1.Kepala Desa Bertindak sebagai pemegang kekuasaan pengelolaan keuangan desa.Mengoordinasikan perangkat desa dalam pengelolaan keuangan.Melaksanakan kebijakan keuangan yang telah ditetapkan dalam APBDes.Wajib menyampaikan laporan realisasi APBDes kepada Bupati/Wali Kota dan BPD, serta menginformasikan kepada masyarakat.

 

2.Badan Permusyawaratan Desa (BPD) Membahas dan menyepakati rancangan APBDes bersama kepala desa. Mengawasi pelaksanaan APBDes dan kinerja kepala desa.Menyelenggarakan Musyawarah Desa (Musdes) sebagai forum akuntabilitas.

 

3.Perangkat Desa Sekretaris desa: Mengoordinasikan penyusunan rancangan APBDes dan membantu kepala desa.Kaur keuangan: Melaksanakan penatausahaan keuangan desa.Kasi (Kepala Seksi): Bertanggung jawab sebagai pelaksana kegiatan anggaran di bidangnya masing-masing.

 

4.Masyarakat Desa Berpartisipasi dalam proses perencanaan, penganggaran, dan pengawasan APBDes melalui Musdes.
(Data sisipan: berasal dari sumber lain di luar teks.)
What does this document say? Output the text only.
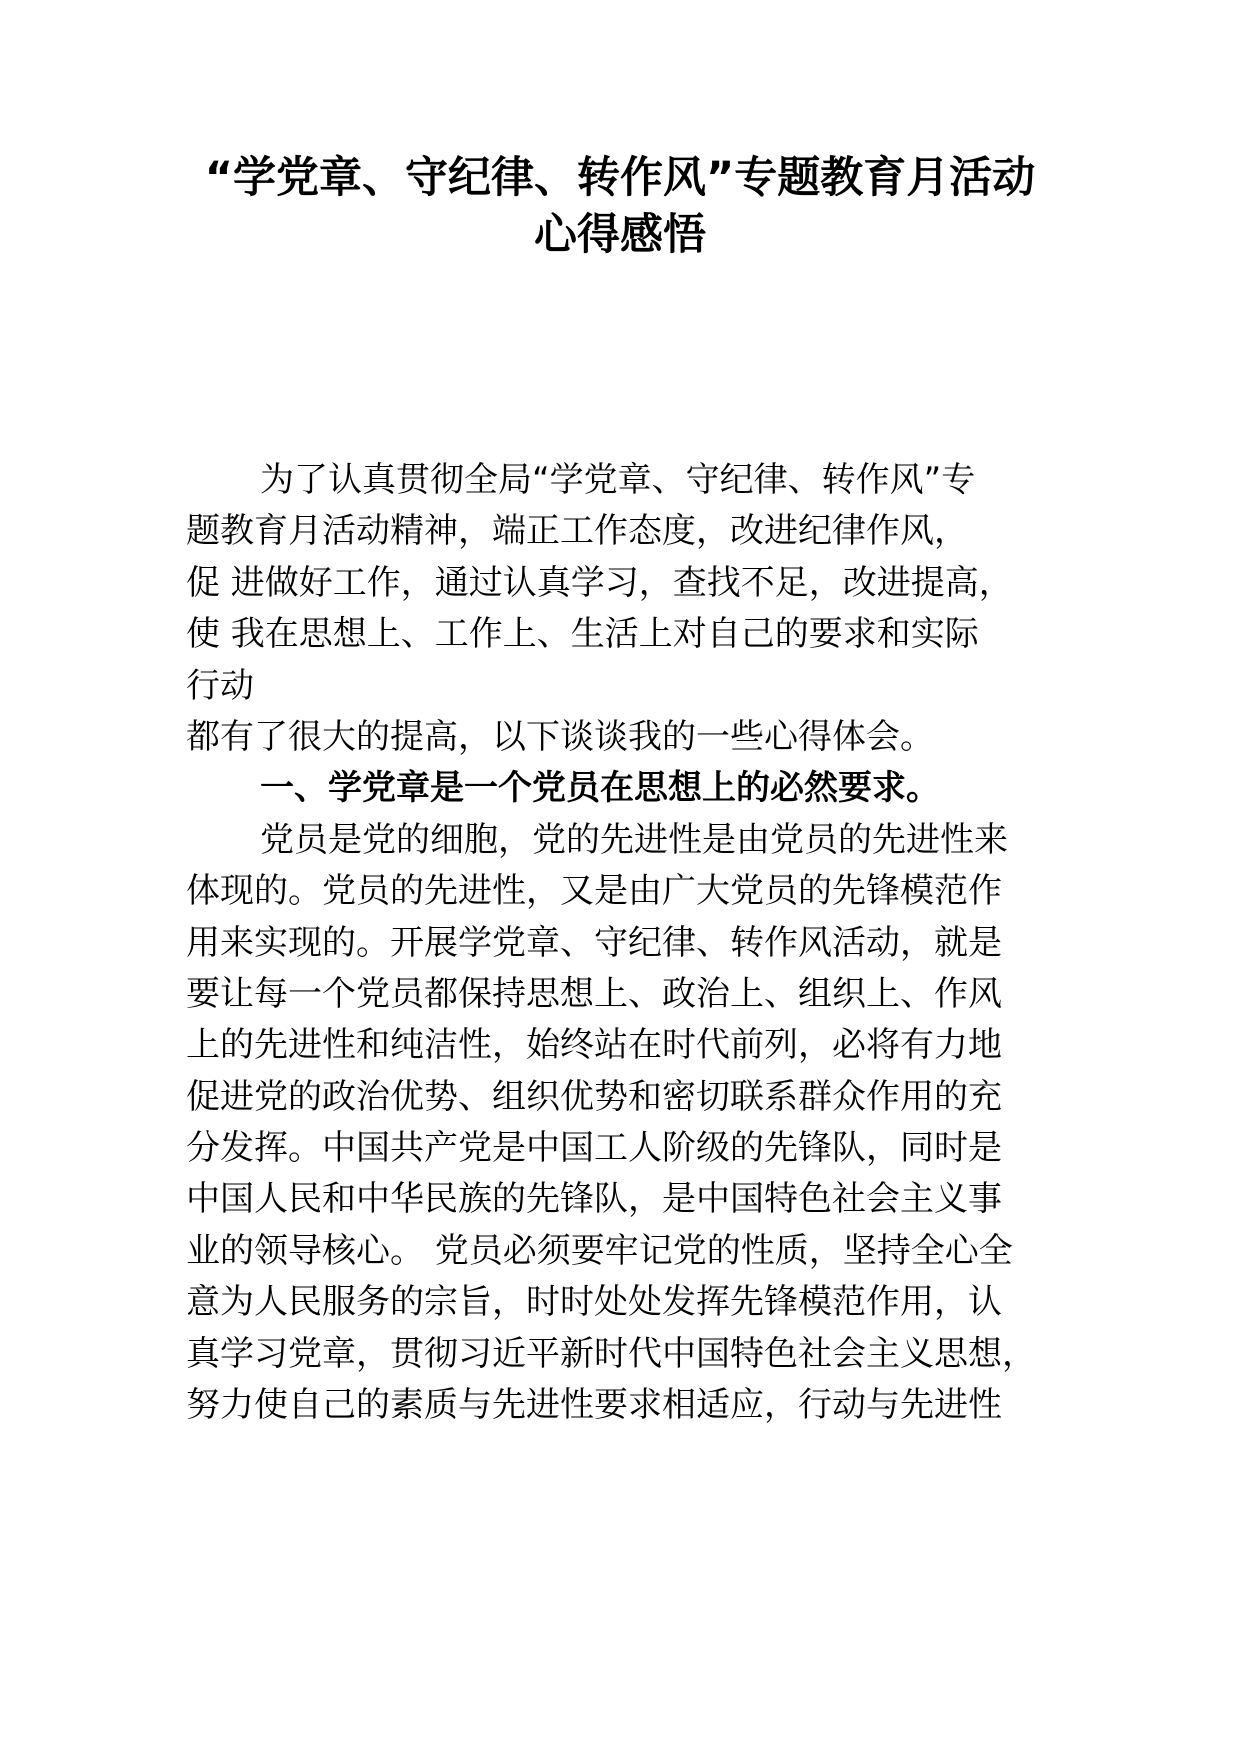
“学党章、守纪律、转作风”专题教育月活动
心得感悟
为了认真贯彻全局“学党章、守纪律、转作风”专
题教育月活动精神，端正工作态度，改进纪律作风，
促 进做好工作，通过认真学习，查找不足，改进提高，
使 我在思想上、工作上、生活上对自己的要求和实际
行动
都有了很大的提高，以下谈谈我的一些心得体会。
一、学党章是一个党员在思想上的必然要求。
党员是党的细胞，党的先进性是由党员的先进性来
体现的。党员的先进性，又是由广大党员的先锋模范作
用来实现的。开展学党章、守纪律、转作风活动，就是
要让每一个党员都保持思想上、政治上、组织上、作风
上的先进性和纯洁性，始终站在时代前列，必将有力地
促进党的政治优势、组织优势和密切联系群众作用的充
分发挥。中国共产党是中国工人阶级的先锋队，同时是
中国人民和中华民族的先锋队，是中国特色社会主义事
业的领导核心。 党员必须要牢记党的性质，坚持全心全
意为人民服务的宗旨，时时处处发挥先锋模范作用，认
真学习党章，贯彻习近平新时代中国特色社会主义思想，
努力使自己的素质与先进性要求相适应，行动与先进性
Memantau dan memberikan masukan terhadap pelaksanaan kegiatan yang didanai APBDes. Informasi tentang APBDes harus dipublikasikan secara transparan.

 

Kesimpulan:Pengelolaan APBDes yang efektif memerlukan sinergi dan partisipasi dari semua pihak, termasuk kepala desa, BPD, perangkat desa, dan masyarakat. Dengan demikian, pembangunan desa dapat berjalan secara berkelanjutan dan memenuhi kebutuhan masyarakat. Transparansi dan akuntabilitas menjadi kunci dalam pengelolaan APBDes untuk mencegah penyalahgunaan keuangan desa dan memastikan bahwa dana desa digunakan secara efektif dan efisien untuk kesejahteraan masyarakat desa.